I took him to his psychiatrist and he thought the anxiety was coming from the ADD. Max was frustrated with his declining school performance and it was making him anxious. The answer was to begin ADD medication. My gut said this was not the answer. So did my husband's. But I was desperate to help Max. Maybe this would work. Nothing else we'd tried had. I had to try *something*.

The ADD medicine only made things worse. His already increasing insomnia became more severe. So, his sleep medicine was increased. We'd been trying to wean him off it and now it was going up. The ADD medicine made him irritable and verbally aggressive. And it wasn't helping the ADD symptoms. The school agreed with us. We agreed to try another one and it was the same.

He began having meltdowns again. He hadn't had one in a year. He became afraid to go anywhere in the house alone. Became convinced again there were people in the closet out to get him. One night he came and slept on our bedroom floor because he was afraid. I needed to do something.

I thought back to PANS and decided it was worth a shot to re-evaluate him and run some blood work. PANS is immune mediated and we'd been noticing for years that Max seemed to have a weird immune system. On the one hand, he never seemed to get sick. He's never had a fever or a cold in his life. I'd been working as an urgent care doctor for the past year and a half at this point so everyone in our house was constantly sick (50 people coughing in your general direction everyday has an effect). Everyone was constantly sick except Max. The only thing he ever caught from us was stomach bugs. It always dumbfounded us because he eats less nutritiously than everyone else so why would he be the healthiest? On the other hand, he was prone to odd infections not typical for a kid. He'd had shingles at age 7, something typically only seen in older people and the immunocompromised. He was prone to frequent bouts of aphthous ulcers (canker sores) that lasted weeks at a time (something that people only tend to get when they are already sick with something else and their immune system is down).

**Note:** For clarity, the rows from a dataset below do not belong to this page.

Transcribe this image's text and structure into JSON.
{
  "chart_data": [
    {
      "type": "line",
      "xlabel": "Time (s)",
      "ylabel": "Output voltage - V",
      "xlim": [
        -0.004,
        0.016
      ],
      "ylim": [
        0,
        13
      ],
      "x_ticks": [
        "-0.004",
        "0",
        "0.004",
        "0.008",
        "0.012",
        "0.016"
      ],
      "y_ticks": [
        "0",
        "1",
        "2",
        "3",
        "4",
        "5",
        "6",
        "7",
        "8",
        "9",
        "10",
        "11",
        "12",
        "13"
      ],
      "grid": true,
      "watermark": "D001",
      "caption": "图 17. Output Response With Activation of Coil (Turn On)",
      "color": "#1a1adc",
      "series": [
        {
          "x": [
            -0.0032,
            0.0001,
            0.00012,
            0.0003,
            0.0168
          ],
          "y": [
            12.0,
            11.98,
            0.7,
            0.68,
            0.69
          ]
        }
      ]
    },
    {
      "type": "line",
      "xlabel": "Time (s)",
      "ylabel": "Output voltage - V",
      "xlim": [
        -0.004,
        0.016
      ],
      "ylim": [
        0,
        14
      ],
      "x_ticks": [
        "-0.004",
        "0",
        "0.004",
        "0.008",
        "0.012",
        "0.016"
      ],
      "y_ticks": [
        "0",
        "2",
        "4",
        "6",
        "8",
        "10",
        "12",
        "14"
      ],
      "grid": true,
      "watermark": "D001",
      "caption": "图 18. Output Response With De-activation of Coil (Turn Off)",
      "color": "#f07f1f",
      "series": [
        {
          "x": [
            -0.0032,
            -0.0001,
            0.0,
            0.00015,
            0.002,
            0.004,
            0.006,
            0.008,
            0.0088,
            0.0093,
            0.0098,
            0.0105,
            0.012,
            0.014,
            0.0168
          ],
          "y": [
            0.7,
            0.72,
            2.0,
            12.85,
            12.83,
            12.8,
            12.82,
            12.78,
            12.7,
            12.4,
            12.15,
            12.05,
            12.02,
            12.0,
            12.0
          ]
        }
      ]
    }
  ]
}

I'd learned a proper PANS work up studying integrative pediatrics and now I found myself writing out the lab slip for my own son. I was trying to figure out what was triggering his flare and maybe also what had triggered the PANS in the first place 8 years ago. I suspected I would find a viral source. I'd learned to be thorough, though, and ordered the whole list of labs. It was so many, the lab made him break it up into two draws. He was *not* happy about this.

When the results came in, it was 9:30 at night. I'd just put the baby to bed. I came downstairs and was sitting on the couch. I pulled them up on my phone. I scrolled through noting various abnormalities and was talking very quickly about them in medicalese to my very confused husband. And then I came to the Lyme.

POSITIVE

Huh?

I hadn't seen it coming. I'd never found a tick on him and he'd certainly never had any of the Lyme symptoms I'd been trained to recognize. No bullseye rash. No fever, No stiff neck. No achy joints. Nothing. Nothing except .... everything. My sweet, chill, chubby bubby who'd become unrecognizable.

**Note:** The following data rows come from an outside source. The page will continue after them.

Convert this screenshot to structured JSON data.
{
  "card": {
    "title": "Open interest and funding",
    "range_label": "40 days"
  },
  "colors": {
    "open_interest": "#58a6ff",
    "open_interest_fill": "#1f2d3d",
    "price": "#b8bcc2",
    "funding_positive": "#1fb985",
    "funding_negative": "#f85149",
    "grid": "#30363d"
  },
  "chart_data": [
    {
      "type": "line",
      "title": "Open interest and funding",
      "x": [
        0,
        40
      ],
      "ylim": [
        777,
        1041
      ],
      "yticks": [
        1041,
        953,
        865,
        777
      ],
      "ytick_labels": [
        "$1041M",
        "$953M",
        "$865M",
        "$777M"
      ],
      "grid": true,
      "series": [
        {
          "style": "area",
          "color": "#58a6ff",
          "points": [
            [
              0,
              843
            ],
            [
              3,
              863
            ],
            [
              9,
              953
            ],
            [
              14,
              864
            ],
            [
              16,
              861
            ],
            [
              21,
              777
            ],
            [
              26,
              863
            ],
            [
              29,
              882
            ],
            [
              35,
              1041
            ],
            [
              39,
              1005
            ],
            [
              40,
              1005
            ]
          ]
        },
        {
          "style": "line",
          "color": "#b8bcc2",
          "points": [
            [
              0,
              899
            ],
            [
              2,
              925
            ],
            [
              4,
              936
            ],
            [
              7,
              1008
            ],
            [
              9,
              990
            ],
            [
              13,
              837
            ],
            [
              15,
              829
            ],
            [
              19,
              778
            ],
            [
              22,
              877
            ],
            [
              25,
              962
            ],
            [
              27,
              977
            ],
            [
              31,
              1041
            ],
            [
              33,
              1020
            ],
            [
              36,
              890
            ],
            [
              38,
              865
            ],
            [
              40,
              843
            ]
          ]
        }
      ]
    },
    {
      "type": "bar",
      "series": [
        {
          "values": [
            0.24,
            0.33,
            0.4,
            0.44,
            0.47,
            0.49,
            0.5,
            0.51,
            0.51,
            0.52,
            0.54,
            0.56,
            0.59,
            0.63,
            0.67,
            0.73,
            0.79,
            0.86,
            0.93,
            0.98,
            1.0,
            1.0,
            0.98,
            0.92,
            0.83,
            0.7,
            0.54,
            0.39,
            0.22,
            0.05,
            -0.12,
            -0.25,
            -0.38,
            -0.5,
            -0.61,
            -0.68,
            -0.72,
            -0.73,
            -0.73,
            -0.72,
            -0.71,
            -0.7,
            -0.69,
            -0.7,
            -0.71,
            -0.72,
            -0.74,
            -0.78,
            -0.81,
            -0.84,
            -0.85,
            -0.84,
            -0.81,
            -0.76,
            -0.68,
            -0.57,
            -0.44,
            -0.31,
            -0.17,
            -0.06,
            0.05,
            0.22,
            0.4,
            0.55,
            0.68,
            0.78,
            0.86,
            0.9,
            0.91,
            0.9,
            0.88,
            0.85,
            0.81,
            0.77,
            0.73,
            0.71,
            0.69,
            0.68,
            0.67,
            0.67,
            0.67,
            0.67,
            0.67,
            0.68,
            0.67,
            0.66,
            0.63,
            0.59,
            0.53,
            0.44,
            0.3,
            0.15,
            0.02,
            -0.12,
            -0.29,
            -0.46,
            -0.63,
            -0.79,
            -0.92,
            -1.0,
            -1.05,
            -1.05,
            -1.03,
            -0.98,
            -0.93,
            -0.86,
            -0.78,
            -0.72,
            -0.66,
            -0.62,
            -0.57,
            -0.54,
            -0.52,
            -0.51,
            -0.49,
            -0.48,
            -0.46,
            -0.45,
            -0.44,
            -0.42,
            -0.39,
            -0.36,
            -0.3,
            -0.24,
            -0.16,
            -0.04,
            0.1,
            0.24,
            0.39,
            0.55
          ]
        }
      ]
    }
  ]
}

The lab work showed he'd had chicken pox and mycoplasma pneumonia but he'd never had a single symptom. But it's the Lyme that is still active. And it is what I believe must have triggered the PANS in the first place. Damn deer.

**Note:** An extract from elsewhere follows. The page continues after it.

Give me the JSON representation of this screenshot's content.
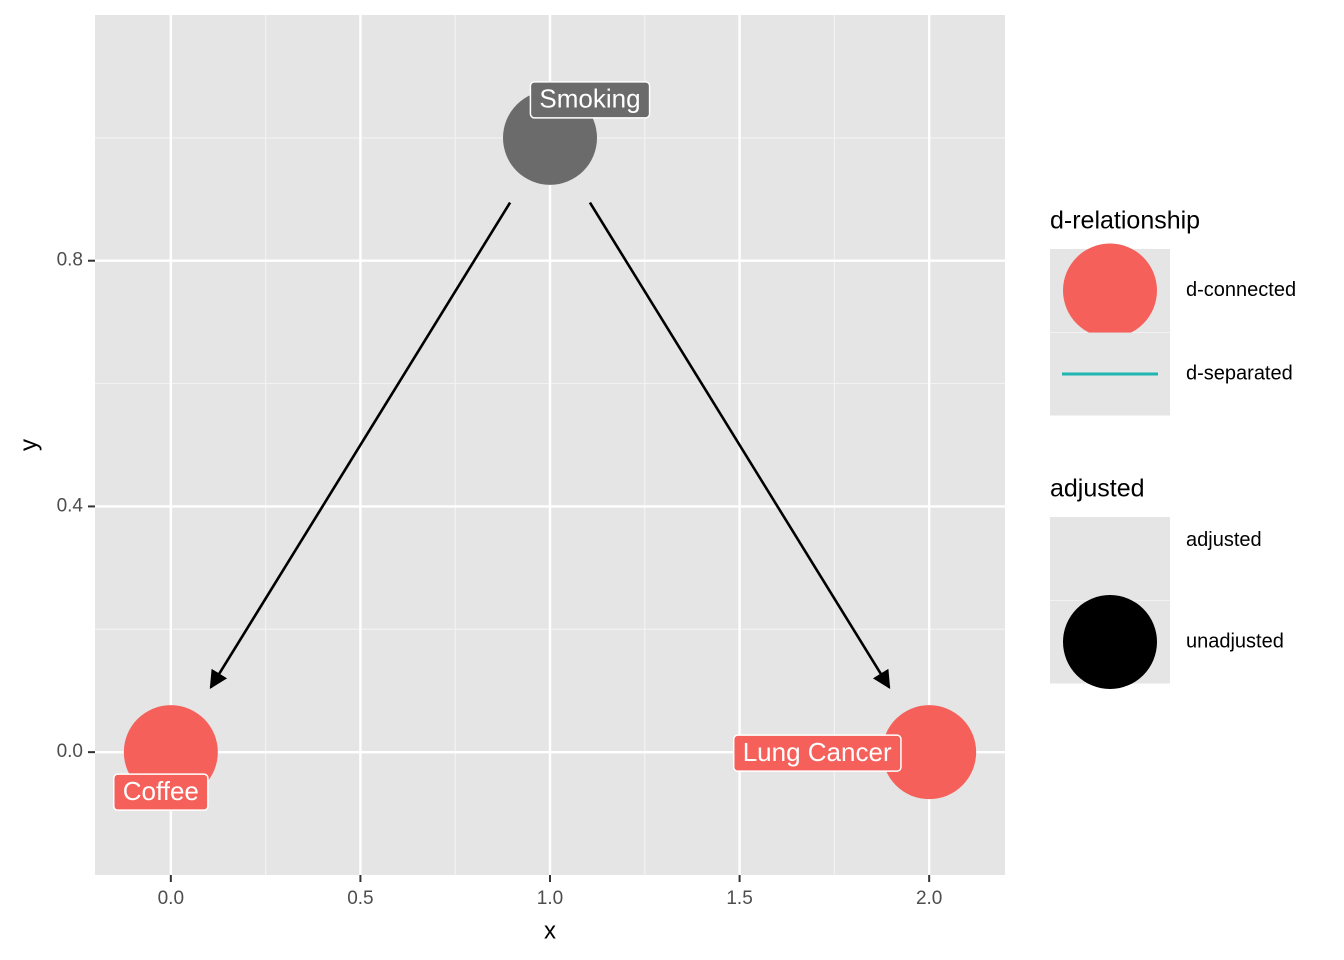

And so I am beginning to treat him and we hope for the best. At least we have an answer. At least I know I wasn't crazy, pointing out all the little things that didn't fit, to all those physicians and psychologists and therapists. At least I know it isn't a behavioral issue resulting from lax mothering. At least. We can devise a strategy now. We can fight now that we know what we're fighting. And we will.

The day I told Max he has Lyme we decided to make a lime dessert for after dinner that night. To show Lyme we weren't afraid. We laughed as we talked about it. Max laughed. My Max, not his PANS, not his Lyme. Max is sweet and passionate about his interests and a devoted big brother and he has grit. And I am his genuine and thorough doctor. We will fight and eat dessert along the way.